3.拡大する米国市場、日本市場の現状と展望は!!

 米国では日本と異なり個人向け検査として利用できる検査項目の種類が多く、特に一般用検査薬や店頭検査において大きな市場を形成しています。
 一方、日本は郵送検査で市場の大幅な増加がみられるものの、一般用検査薬や店頭検査の領域では米国のような大きな市場拡大は難しい状況です。この背景には一般用検査薬検査薬や店頭検査(検体測定室)に関する規制が関係しています。また、郵送検査の規制はグレーゾーンの状態になっています。
 日本においてセルフケアや予防医療を目的とした個人向け検査サービスを拡充させるには、規制改革も含めた官民連携した取り組みが求められます。
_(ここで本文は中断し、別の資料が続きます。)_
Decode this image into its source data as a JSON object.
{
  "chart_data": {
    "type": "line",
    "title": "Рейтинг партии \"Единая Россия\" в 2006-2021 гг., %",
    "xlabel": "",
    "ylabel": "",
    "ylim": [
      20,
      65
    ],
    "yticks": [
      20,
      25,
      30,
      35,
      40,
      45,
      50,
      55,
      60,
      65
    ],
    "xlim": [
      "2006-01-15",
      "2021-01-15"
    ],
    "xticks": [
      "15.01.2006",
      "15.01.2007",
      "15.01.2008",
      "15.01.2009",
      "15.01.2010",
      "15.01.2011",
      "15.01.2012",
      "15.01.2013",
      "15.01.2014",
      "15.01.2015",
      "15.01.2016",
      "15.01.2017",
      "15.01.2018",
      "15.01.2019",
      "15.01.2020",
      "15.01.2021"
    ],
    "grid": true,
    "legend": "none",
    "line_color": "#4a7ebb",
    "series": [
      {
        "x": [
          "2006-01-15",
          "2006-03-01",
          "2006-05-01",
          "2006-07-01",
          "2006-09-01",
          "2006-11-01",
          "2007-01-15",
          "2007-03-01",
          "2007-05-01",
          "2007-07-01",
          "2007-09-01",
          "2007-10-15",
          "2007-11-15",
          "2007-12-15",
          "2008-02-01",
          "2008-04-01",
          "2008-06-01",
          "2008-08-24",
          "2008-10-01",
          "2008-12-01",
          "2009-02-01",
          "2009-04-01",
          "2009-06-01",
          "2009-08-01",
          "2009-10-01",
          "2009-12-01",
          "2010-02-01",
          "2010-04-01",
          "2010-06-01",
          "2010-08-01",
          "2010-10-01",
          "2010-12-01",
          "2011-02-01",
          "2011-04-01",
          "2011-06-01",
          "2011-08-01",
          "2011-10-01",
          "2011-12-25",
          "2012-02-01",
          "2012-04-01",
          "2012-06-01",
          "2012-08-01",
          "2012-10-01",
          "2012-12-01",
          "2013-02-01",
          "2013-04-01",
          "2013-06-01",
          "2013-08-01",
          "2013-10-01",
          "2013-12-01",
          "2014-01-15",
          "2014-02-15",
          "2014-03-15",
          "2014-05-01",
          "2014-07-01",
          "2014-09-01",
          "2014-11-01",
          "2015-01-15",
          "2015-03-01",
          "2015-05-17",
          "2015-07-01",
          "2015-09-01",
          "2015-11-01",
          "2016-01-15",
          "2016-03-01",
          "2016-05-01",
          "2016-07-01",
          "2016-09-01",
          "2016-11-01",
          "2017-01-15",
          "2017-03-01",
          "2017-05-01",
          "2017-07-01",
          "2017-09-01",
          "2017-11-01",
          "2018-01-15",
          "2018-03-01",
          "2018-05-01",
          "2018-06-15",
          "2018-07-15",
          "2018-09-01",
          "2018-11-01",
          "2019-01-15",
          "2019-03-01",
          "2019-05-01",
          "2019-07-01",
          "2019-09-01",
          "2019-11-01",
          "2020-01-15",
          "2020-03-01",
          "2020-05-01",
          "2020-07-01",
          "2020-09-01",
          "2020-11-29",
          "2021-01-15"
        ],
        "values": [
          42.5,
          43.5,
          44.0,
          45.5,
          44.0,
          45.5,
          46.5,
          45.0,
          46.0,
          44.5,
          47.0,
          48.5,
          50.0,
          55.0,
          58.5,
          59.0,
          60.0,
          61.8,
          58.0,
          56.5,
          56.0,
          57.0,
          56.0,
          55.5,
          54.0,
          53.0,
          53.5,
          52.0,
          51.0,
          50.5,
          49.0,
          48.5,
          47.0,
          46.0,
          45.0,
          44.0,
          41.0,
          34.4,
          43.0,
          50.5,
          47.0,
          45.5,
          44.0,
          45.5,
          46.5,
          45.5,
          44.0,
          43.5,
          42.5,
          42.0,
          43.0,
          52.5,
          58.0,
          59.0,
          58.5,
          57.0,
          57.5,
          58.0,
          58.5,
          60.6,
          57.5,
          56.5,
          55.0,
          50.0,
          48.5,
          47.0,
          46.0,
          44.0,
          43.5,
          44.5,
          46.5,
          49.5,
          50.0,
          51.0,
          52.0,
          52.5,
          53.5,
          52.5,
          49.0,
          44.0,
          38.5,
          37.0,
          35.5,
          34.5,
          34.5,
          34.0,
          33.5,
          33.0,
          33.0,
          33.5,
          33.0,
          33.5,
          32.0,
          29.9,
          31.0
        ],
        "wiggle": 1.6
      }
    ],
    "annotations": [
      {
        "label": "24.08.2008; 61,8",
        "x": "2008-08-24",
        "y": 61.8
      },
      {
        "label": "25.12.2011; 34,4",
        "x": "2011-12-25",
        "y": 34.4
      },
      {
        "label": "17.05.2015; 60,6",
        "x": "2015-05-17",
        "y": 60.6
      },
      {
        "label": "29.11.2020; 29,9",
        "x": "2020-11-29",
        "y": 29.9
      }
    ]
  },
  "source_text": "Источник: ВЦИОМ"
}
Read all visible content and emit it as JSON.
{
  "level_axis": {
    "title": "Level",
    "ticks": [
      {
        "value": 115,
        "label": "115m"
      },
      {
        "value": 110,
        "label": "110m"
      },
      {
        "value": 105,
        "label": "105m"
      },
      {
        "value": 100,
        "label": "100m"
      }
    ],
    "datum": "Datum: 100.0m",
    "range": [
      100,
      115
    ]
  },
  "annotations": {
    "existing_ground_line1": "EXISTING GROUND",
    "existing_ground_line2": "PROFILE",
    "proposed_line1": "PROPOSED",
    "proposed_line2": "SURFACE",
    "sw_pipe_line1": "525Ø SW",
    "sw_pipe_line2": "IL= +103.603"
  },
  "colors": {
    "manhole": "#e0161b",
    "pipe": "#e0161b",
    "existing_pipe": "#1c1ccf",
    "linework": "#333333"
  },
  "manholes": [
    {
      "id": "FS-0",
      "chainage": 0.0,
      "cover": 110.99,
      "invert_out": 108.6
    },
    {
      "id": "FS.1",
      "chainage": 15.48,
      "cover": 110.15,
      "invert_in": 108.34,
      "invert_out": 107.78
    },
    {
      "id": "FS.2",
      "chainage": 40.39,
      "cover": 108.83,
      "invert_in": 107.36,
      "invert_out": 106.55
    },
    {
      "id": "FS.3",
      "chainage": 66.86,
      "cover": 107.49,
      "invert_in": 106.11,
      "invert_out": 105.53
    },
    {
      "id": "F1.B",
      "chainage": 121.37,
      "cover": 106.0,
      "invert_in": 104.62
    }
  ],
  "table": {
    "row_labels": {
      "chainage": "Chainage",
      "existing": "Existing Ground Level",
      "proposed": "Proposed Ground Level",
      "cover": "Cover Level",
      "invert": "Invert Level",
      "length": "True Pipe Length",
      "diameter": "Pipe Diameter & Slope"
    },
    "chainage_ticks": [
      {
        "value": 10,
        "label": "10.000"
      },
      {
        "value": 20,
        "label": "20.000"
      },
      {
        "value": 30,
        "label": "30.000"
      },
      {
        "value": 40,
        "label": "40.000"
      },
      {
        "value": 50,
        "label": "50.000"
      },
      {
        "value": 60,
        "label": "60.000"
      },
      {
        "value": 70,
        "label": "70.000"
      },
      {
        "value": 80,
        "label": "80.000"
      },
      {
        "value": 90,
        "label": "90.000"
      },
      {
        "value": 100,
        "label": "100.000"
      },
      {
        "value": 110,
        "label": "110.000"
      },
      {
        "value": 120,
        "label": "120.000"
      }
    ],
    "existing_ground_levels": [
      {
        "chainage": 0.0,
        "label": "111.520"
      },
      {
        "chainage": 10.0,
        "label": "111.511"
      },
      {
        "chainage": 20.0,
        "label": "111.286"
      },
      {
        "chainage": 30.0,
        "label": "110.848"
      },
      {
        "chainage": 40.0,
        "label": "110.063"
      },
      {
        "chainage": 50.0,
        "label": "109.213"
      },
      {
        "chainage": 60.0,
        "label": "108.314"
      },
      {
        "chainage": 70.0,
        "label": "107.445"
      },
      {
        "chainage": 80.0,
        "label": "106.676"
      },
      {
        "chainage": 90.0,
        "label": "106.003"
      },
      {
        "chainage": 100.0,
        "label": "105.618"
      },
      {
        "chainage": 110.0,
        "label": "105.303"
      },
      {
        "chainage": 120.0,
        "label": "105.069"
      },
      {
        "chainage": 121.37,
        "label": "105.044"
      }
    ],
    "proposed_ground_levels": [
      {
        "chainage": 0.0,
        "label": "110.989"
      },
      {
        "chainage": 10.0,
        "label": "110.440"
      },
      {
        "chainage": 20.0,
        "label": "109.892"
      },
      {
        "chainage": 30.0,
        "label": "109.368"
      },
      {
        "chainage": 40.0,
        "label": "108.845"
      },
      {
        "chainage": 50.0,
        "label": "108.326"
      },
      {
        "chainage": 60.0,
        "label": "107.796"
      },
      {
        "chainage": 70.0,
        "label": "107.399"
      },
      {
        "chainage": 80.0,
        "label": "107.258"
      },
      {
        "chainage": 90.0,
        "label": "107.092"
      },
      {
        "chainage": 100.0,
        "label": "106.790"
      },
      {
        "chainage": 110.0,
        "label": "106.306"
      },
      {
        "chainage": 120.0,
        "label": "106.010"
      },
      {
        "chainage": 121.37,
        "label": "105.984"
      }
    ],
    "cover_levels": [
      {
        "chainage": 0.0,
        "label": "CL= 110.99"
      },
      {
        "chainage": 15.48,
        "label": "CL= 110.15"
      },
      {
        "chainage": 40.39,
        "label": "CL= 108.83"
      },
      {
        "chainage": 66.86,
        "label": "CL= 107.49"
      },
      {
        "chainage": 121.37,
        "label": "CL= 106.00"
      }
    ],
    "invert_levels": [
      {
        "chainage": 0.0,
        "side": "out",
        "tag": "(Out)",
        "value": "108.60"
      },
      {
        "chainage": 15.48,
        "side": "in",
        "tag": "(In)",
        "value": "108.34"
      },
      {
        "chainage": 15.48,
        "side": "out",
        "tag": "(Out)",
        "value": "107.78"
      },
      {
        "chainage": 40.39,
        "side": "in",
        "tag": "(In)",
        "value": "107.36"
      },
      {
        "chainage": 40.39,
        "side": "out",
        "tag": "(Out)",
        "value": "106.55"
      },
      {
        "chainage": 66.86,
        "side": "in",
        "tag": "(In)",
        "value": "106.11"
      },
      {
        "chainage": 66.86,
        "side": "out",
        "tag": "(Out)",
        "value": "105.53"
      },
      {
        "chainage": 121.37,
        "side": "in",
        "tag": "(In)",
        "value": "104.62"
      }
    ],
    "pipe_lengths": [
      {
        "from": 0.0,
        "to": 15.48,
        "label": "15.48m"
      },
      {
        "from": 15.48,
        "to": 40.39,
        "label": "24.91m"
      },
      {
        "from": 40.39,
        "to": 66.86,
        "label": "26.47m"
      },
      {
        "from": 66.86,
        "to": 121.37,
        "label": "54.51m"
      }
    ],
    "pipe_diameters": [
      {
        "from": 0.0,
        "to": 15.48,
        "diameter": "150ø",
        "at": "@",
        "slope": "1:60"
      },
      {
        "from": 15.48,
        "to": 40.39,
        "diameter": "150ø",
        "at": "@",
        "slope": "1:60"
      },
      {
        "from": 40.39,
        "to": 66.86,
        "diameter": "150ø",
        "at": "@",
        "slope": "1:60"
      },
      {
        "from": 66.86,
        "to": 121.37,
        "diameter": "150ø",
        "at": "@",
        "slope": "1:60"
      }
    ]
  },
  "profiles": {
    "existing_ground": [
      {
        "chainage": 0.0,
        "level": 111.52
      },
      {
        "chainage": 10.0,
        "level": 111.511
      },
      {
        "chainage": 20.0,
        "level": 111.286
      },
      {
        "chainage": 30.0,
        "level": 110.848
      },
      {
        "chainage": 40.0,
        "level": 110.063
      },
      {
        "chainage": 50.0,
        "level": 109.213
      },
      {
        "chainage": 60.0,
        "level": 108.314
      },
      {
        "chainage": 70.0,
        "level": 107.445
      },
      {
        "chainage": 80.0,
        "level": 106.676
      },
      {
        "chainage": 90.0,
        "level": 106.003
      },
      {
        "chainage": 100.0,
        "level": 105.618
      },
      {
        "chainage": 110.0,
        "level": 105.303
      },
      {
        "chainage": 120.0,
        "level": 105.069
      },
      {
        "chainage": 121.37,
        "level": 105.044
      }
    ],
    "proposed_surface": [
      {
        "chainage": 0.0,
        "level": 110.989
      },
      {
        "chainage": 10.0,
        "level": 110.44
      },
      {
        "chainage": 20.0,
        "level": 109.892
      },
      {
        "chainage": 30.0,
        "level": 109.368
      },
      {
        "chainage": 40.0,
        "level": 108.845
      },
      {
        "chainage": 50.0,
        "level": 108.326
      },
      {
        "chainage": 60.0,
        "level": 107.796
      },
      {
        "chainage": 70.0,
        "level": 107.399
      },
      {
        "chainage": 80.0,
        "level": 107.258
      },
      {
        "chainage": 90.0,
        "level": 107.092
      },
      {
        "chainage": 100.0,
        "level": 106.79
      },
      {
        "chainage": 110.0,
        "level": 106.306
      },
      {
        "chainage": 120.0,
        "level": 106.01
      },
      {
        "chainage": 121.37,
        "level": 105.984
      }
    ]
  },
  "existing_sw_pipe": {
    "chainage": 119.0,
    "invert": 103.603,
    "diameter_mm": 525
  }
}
 なお、本調査は㈱BBブリッジが作成した技術・市場調査レポート「2018年版 予防医療・セルフケア時代の個人向け検査/診断ビジネスの最新動向と将来展望」において実施されたものです。詳細についてお知りになりたい方は当該レポートをご参照ください。

なお、本プレスリリースの内容について無断利用・転載は禁止します。

用語説明

※1 LDT(Laboratory Developed Testing)
検査室において独自開発された検査技術。米国ではFDAの承認を受けていない臨床検査でも、LDTとして事業展開されている例が多い。

※2 DAT(Direct Access Testing)
個人の意思で検査を受けられる米国の医療システム。実際にはインターネットで検査を注文後、最寄りの検査室で検体を採取、結果が後日返送されるサービスである。米国各州によって具体的な運用の方法が異なっている。